The United States Navy has warned service members to avoid using a hugely popular Chinese generative artificial intelligence (AI) app. The service has essentially deep-sixed DeepSeek, and in an emailed memo told sailors and civilian personnel that the AI platform shouldn’t be used in any capacity citing “potential security and ethical concerns associated with the model’s origin and usage.”
DeepSeek recently surpassed ChatGPT as the Apple App Store’s top free app, and its rise caused shares of AI chipmakers Nvidia and Broadcom to see massive stock price drops on Monday – resulting in a combined $800 billion loss in market cap and a 3.1% drop in the Nasdaq, CNBC reported.

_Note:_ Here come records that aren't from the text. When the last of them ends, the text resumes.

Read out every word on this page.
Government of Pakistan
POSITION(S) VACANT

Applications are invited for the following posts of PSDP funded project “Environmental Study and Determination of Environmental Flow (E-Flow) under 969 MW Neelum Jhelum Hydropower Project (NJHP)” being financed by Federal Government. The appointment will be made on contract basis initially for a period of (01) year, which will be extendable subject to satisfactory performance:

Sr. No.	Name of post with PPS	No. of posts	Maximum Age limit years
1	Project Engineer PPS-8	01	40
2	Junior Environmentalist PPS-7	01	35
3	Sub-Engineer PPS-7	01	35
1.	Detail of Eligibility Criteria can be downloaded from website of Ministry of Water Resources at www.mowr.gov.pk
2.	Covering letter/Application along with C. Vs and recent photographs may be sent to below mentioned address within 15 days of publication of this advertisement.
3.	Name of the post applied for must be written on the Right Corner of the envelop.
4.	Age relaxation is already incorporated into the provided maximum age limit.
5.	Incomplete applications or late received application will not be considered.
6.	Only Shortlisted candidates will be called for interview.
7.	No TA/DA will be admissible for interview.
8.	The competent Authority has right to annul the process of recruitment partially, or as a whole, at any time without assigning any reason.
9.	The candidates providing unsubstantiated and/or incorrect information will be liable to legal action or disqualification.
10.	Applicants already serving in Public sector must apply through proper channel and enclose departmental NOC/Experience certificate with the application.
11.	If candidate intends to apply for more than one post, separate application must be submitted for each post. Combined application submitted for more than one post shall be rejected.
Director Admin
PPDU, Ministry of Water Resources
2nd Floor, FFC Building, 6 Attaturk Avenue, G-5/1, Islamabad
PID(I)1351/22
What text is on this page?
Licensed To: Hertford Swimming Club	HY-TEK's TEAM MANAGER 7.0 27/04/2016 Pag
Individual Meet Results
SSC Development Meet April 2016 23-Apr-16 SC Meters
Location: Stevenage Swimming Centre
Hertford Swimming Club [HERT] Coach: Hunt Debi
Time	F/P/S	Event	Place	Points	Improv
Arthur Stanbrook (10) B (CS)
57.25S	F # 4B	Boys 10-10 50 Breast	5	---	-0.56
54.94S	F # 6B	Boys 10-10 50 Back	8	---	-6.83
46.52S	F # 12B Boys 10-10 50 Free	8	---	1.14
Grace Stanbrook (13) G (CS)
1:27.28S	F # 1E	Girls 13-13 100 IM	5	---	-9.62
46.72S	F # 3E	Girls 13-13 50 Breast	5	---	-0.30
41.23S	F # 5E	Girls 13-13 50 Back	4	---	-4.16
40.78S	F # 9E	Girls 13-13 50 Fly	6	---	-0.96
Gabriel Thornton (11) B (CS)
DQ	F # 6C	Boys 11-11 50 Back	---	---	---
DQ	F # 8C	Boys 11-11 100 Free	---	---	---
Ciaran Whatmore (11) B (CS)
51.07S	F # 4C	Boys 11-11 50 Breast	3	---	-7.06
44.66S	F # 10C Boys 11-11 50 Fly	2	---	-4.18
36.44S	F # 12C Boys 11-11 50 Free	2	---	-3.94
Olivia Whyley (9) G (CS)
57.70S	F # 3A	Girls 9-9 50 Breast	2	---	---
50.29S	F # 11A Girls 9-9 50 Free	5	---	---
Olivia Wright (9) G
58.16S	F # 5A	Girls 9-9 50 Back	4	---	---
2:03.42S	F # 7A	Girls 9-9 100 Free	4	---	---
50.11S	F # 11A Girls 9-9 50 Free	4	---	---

Although the main concern with DeepSeek is its ties to China, the U.S. military has cautioned personnel against the dangers of AI in general. A 2023 guidance from the U.S. Navy to servicemembers had warned against any commercial generative AI, highlighting that the technology poses a “unique security risk” and that there remains a threat of “data compromise” when using the technology.
“It is the right decision,” suggested technology industry analyst Roger Entner of Recon Analytics.
“Members of the U.S. military should not provide access to their data and especially questions that they ask to a foreign power that is our adversary,” Entner told ClearanceJobs. “This is providing the Chinese government and its military valuable insights about what is going on in the head of U.S. servicemembers. Being in front of a search engine or AI tool is the most honest moment people have during the day. People can lie with their answers, people can’t lie with the questions.”
Rolling in the Deep
DeepSeek may have just hit the market, but there is already speculation it could eventually face a ban not dissimilar from that of TikTok due to its Chinese ownership. There are also concerns it may have relied on the output from U.S.-made generative AI platforms to better train the Chinese platform.
The fact that the U.S. Navy was quick to caution against its use was thus seen as a no-brainer.
“DeepSeek as a model contains a set of biases that may run contrary to the objectives of United States military personnel-like any model, malicious patterns can be embedded into the end product that induces unwanted behavior when certain triggers are met,” explained David Brauchler, technical director & head of AI and ML security at cybersecurity consultancy NCC Group.
“For example, questions about U.S. military strategy could trigger the model to respond with poor-quality suggestions. It’s worth noting that all models have some form of bias and failure cases that are difficult or infeasible to detect in advance,” Brauchler told ClearanceJobs.
Then there is the issue that DeepSeek as a service submits data to China-hosted servers without security or data privacy guarantees. It was for similar reasons that U.S. lawmakers had called for the ban of TikTok.
“However, it is important to distinguish these two categories, as the DeepSeek model is open-weight and available to the public, and can only be polluted insofar as its output quality is impacted –e.g. censorship of responses – because it can be downloaded and run locally, but the DeepSeek service provides no such assurances,” Brauchler added.
Further Bans Coming – Almost Certainly
Even as the Trump Administration has done a reverse course on TikTok, it is unlikely the White House would throw DeepSeek a lifeline. Trump has called for the U.S. to maintain its lead in the development of AI. For those reasons, more restrictions could likely be imposed on DeepSeek and similar platforms coming from China.
“The U.S. government could easily justify a restriction on its departments leveraging DeepSeek’s services due to the risk of sensitive data being captured by foreign intelligence,” said Brauchler. “With more difficulty, the government may be able to justify banning the platform within the United States as a whole. Banning the model itself would require significant effort and would result in questionable implications for technological freedom and data imports. I anticipate that the latter move would be contested and adjudicated, and by the time the question is resolved, a new model may have captured the public’s attention.”